MSCI 331 Introduction to optimization

Upon completion of MSCI 331, students are able to:

Formulate linear and integer programs to model real-life problems
Solve linear programs using the graphical solution and simplex methods
Formulate and interpret the dual of a linear program
Implement sensitivity analyses to account for uncertainties
Collect data to determine or estimate the values of problem parameters
Use Microsoft Excel to solve linear and integer programs

What is optimization?

Optimization is the selection of the best element (with regard to some criteria) from some set of available alternatives. Another name for optimization is mathematical programming.

Example

A company manufactures two products A and B and the profit per unit sold is $3 and $5, respectively. Each product has to be assembled on a particular machine, each unit of product A takes 3 hours of assembly time and each unit of product B takes 2 hours of assembly time. The company estimates that the effective daily working hour of the machine used for assembly is 18 hours. At least 2 units of product A and 1 unit of product B must be produced daily.

Q: What is the optimum number of products A and B to produce daily to maximize total profit?

To solve this type of problem, we model it mathematically, as follows:

Let x₁ and x₂ be the number of product A and B to be produced, respectively. We call x₁ and x₂decision variables.

We then seek to maximize the objective function Z = 3x₁ + 5x₂

This maximization is subject to a number of constraints:

3x₁ + 2x₂ <= 18

x₁>= 2

X₂ >= 1

What is mathematical modelling?

You may have noticed that in order to solve it, the problem above had to be first modelled as a series of mathematical equations. Mathematical modelling is a powerful tool that transforms messy real-life problems into models that can be solved mathematically. The solutions can be used by management to make important decisions for organizations.

High-level view of mathematical modelling: Management involves a real-life problem, decisions, a mathematical model, and a solution, mixed in with assumptions and methodology.

What is operations research?

Optimization is just one of many methodologies used in the field of operations research.

Operations research is a discipline that deals with the application of advanced analytical methods to help make better decisions. It is a rational, structured, systems approach to problem solving.

Related and sometimes overlapping fields to operations research are operational research, management science, analytics, decision sciences, and industrial engineering.

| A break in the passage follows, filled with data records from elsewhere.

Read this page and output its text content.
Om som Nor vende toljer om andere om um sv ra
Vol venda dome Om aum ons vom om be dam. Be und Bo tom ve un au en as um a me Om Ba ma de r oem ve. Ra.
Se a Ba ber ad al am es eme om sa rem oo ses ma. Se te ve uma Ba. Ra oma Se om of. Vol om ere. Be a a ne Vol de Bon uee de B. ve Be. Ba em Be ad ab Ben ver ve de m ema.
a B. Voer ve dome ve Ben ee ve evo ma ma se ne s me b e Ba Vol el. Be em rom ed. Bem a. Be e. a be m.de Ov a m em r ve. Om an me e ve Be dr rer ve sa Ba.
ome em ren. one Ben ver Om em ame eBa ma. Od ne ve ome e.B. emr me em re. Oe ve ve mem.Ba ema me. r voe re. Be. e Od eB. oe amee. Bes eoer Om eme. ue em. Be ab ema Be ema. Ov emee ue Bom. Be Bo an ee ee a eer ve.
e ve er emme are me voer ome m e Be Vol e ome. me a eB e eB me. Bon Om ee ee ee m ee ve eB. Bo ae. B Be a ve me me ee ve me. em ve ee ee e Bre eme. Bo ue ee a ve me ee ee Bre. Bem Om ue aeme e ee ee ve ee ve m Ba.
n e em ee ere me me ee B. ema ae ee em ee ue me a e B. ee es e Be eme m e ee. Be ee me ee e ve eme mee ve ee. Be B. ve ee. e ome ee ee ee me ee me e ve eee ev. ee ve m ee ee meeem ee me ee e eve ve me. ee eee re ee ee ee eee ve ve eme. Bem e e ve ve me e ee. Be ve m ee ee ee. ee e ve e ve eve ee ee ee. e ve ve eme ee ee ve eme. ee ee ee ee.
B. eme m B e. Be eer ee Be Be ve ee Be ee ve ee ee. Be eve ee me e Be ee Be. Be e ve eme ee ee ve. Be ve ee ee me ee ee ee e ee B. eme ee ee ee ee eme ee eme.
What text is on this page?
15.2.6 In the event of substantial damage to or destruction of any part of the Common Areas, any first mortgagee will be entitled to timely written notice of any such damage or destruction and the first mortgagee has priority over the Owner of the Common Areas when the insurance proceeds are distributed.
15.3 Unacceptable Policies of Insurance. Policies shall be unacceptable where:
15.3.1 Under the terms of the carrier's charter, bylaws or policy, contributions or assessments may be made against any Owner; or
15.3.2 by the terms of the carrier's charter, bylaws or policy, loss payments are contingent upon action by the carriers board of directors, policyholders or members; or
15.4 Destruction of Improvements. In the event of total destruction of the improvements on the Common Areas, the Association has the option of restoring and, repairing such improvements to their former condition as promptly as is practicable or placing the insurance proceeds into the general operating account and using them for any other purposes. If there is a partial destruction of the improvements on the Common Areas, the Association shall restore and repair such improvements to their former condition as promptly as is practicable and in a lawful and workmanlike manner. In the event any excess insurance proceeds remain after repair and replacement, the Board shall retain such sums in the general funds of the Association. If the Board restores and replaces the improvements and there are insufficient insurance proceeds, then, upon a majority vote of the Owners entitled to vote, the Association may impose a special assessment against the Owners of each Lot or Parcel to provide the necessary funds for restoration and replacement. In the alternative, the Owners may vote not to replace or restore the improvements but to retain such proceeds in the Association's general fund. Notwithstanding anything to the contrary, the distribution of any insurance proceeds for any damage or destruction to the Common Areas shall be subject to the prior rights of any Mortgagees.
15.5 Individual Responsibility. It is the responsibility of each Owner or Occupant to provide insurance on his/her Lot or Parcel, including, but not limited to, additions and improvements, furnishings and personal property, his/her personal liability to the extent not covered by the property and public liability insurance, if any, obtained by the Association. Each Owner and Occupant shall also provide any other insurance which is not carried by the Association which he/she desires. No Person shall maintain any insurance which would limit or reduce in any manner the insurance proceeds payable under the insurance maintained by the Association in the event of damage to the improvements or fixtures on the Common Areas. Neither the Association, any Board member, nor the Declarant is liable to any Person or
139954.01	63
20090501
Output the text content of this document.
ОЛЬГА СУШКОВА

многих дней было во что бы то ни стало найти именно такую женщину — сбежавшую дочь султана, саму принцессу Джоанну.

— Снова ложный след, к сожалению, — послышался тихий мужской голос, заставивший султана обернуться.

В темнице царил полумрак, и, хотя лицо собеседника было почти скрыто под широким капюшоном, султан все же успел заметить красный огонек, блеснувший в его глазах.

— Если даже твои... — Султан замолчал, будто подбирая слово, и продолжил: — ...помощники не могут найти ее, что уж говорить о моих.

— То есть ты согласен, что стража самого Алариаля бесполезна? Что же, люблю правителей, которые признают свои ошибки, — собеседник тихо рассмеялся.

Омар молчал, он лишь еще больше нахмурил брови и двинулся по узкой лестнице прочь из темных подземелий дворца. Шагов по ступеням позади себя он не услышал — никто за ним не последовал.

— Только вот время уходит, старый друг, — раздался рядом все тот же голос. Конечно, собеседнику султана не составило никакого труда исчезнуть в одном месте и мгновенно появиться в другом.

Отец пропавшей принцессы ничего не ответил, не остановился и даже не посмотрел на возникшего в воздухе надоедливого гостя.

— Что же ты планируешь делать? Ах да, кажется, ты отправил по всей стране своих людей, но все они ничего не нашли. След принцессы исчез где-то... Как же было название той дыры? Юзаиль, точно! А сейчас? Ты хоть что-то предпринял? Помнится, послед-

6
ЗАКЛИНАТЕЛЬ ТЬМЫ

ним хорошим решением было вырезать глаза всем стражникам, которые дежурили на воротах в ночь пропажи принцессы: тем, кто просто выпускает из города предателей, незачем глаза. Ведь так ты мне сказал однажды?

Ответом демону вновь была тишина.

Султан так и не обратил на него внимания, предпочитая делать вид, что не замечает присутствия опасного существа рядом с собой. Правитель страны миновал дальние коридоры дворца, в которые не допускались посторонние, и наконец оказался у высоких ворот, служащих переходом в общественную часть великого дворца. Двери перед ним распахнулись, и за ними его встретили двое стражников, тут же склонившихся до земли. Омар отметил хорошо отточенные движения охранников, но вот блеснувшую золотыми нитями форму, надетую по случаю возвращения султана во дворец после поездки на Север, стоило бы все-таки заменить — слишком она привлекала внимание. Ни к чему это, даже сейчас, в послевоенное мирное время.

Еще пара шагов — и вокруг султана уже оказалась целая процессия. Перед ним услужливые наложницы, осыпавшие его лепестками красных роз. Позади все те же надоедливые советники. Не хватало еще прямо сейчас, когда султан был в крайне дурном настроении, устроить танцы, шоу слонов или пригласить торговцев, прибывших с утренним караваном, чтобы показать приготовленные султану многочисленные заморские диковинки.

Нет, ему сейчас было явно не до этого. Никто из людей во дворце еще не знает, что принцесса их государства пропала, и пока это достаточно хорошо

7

Applications of operations research

Operations research can be applied in many fields, including finance, supply chain, health care, and more.

Finance

Portfolio investments
Strategies for pension and insurance
Revenue management

Supply chain

Production and inventory planning
Location analysis
Job sequencing
Vehicle routing

Health care

Operating room scheduling
Nurse scheduling
ER waiting rooms
Organ allocation
Managing blood inventory

Sports

Scheduling
Tactics and strategies
Forecasting